I tried not to think about Emily saying that sex had always been the best part of her marriage, that it made everything else seem less important. That she could deal with Sean’s absences, with his obsession with work, with his subtle put-downs and his failure to appreciate her if he just came home and (her word) fucked her.
Most of all, I tried not to think about how Emily would have felt if she knew.
Strangely enough, our affair began with one of Nicky’s meltdowns.
He’d begun throwing tantrums, crying and screaming. About nothing, it seemed. But of course it wasn’t about nothing. His mother was dead. How could his tears not break my heart?
Sean was taking Nicky to the therapist who had seen Miles after Davis’s death. Dr. Feldman was soothing and reassuring, as he had been before. But he had no real suggestions except to be patient and wait it out. He told us he’d be happy to see Nicky once a week, but Nicky refused to go that often, and the doctor said it was better not to force him.
The first night I had sex with Sean, we were all eating dinner at my house. Miles and Sean and I were having steak. Nicky was playing with his guacamole and chips, angrily scooping up the mashed avocado and jamming the chips into his mouth. The creamy green goo dripped down his chin.
Suddenly Nicky shoved his plate to the middle of the table and stared at the platter of steak, sliced, sitting in a pool of blood and juice.
Nicky said, “That’s my mom. That’s her. You’ve killed her and cooked her”—now he was glaring at me—“and we’re eating her. Like in that movie I saw.”
It hurt my feelings, especially after how much I’ve done for Nicky, how much I care about him. I reminded myself that he was a little boy who had lost his mom, a boy in unimaginable pain. And really, it had nothing to do with me . . . or with my (still repressed) feelings for his dad.
“What movie?” Sean asked Nicky. He didn’t look at me to see how I’d reacted to Nicky’s accusation. Ordinarily, that might have hurt my feelings too. But because the intensity of Sean’s focus on Nicky showed how deeply—and instinctively—he cared about his son, it made me love and respect him even more.
“I saw it with Miles on his TV. We sneaked into the den and watched it after his mom was asleep,” Nicky said defiantly, daring me to contradict him.
Sean and I looked at each other, smiling slightly, but concerned. It was as if the part about their watching the (probably forbidden) movie had erased the part about my killing and cooking Nicky’s mom.

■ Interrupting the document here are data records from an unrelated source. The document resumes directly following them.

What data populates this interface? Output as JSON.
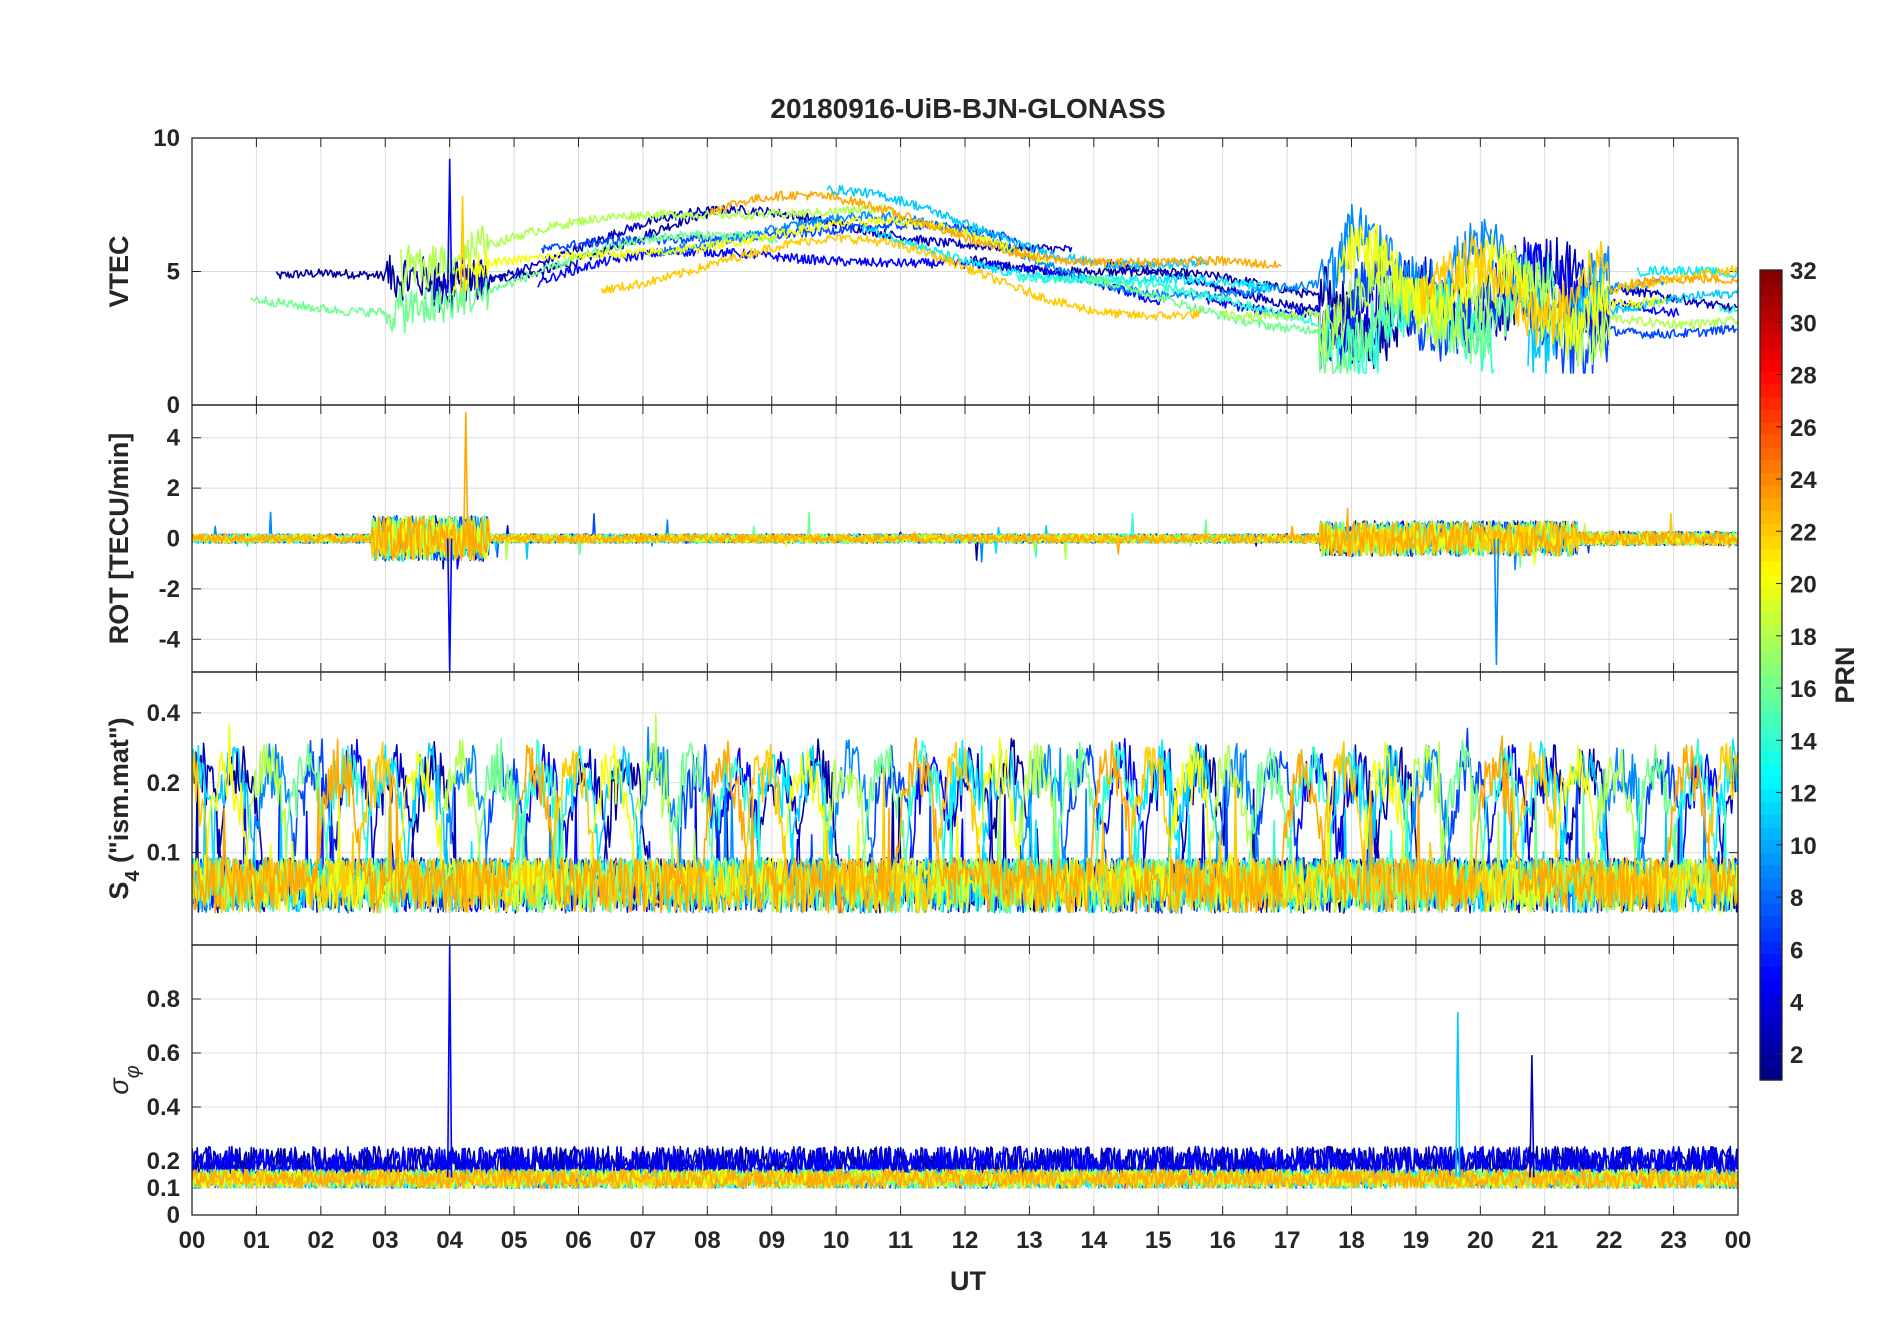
{
  "chart_data": {
    "type": "line",
    "title": "20180916-UiB-BJN-GLONASS",
    "xlabel": "UT",
    "x_tick_labels": [
      "00",
      "01",
      "02",
      "03",
      "04",
      "05",
      "06",
      "07",
      "08",
      "09",
      "10",
      "11",
      "12",
      "13",
      "14",
      "15",
      "16",
      "17",
      "18",
      "19",
      "20",
      "21",
      "22",
      "23",
      "00"
    ],
    "xlim_hours": [
      0,
      24
    ],
    "grid": true,
    "colorbar": {
      "label": "PRN",
      "range": [
        1,
        32
      ],
      "colormap": "jet",
      "ticks": [
        2,
        4,
        6,
        8,
        10,
        12,
        14,
        16,
        18,
        20,
        22,
        24,
        26,
        28,
        30,
        32
      ],
      "position": "right"
    },
    "panels": [
      {
        "id": "vtec",
        "ylabel": "VTEC",
        "ylim": [
          0,
          10
        ],
        "y_ticks": [
          0,
          5,
          10
        ],
        "y_tick_labels": [
          "0",
          "5",
          "10"
        ],
        "y_tick_labels_hidden": [
          0
        ],
        "description_values": {
          "baseline_range": [
            2,
            8
          ],
          "spikes": [
            {
              "hour": 4.0,
              "value": 9.2,
              "prn": 5
            },
            {
              "hour": 4.2,
              "value": 7.8,
              "prn": 22
            }
          ],
          "daytime_peak": {
            "hour": 10.1,
            "value": 8.0
          }
        }
      },
      {
        "id": "rot",
        "ylabel": "ROT [TECU/min]",
        "ylim": [
          -5.3,
          5.3
        ],
        "y_ticks": [
          -4,
          -2,
          0,
          2,
          4
        ],
        "y_tick_labels": [
          "-4",
          "-2",
          "0",
          "2",
          "4"
        ],
        "spikes": [
          {
            "hour": 4.0,
            "value": -5.3,
            "prn": 5
          },
          {
            "hour": 4.25,
            "value": 5.0,
            "prn": 23
          },
          {
            "hour": 20.25,
            "value": -5.0,
            "prn": 9
          }
        ]
      },
      {
        "id": "s4",
        "ylabel": "S4 (\"ism.mat\")",
        "ylabel_main": "S",
        "ylabel_sub": "4",
        "ylabel_rest": " (\"ism.mat\")",
        "ylim": [
          0.04,
          0.6
        ],
        "y_ticks": [
          0.1,
          0.2,
          0.4
        ],
        "y_tick_labels": [
          "0.1",
          "0.2",
          "0.4"
        ],
        "y_scale": "log"
      },
      {
        "id": "sigma_phi",
        "ylabel": "σφ",
        "ylabel_main": "σ",
        "ylabel_sub": "φ",
        "ylim": [
          0,
          1
        ],
        "y_ticks": [
          0,
          0.1,
          0.2,
          0.4,
          0.6,
          0.8
        ],
        "y_tick_labels": [
          "0",
          "0.1",
          "0.2",
          "0.4",
          "0.6",
          "0.8"
        ],
        "y_tick_labels_hidden": [
          0
        ],
        "spikes": [
          {
            "hour": 4.0,
            "value": 1.0,
            "prn": 5
          },
          {
            "hour": 19.65,
            "value": 0.75,
            "prn": 11
          },
          {
            "hour": 20.8,
            "value": 0.59,
            "prn": 3
          }
        ]
      }
    ],
    "series_prns": [
      2,
      3,
      5,
      7,
      9,
      11,
      12,
      14,
      16,
      18,
      20,
      22,
      23
    ]
  }
}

“You’re busted,” I said to Miles. Miles laughed.
Then Nicky threw himself on the floor and began to scream. It seemed almost as if he was having a seizure. Thank God we don’t have near neighbors. What if this were happening in a city apartment? Oh, poor Nicky!
First Sean held him; then I took over and tried to calm him down. But Nicky didn’t want me touching him, and he squirmed out of my arms and went back to his dad. Neither Sean nor I lost patience. Not for one second. We never gave up. It was as if Nicky was our child, our son, and we were helping each other be the best parents we could be. I stroked Nicky’s arm while Sean stroked his hair, and Miles tried to hold his hand, even though Nicky was trying to punch his father’s shoulder.
“Sweetie,” I told Miles. “Leave Nicky alone. He’s sad.”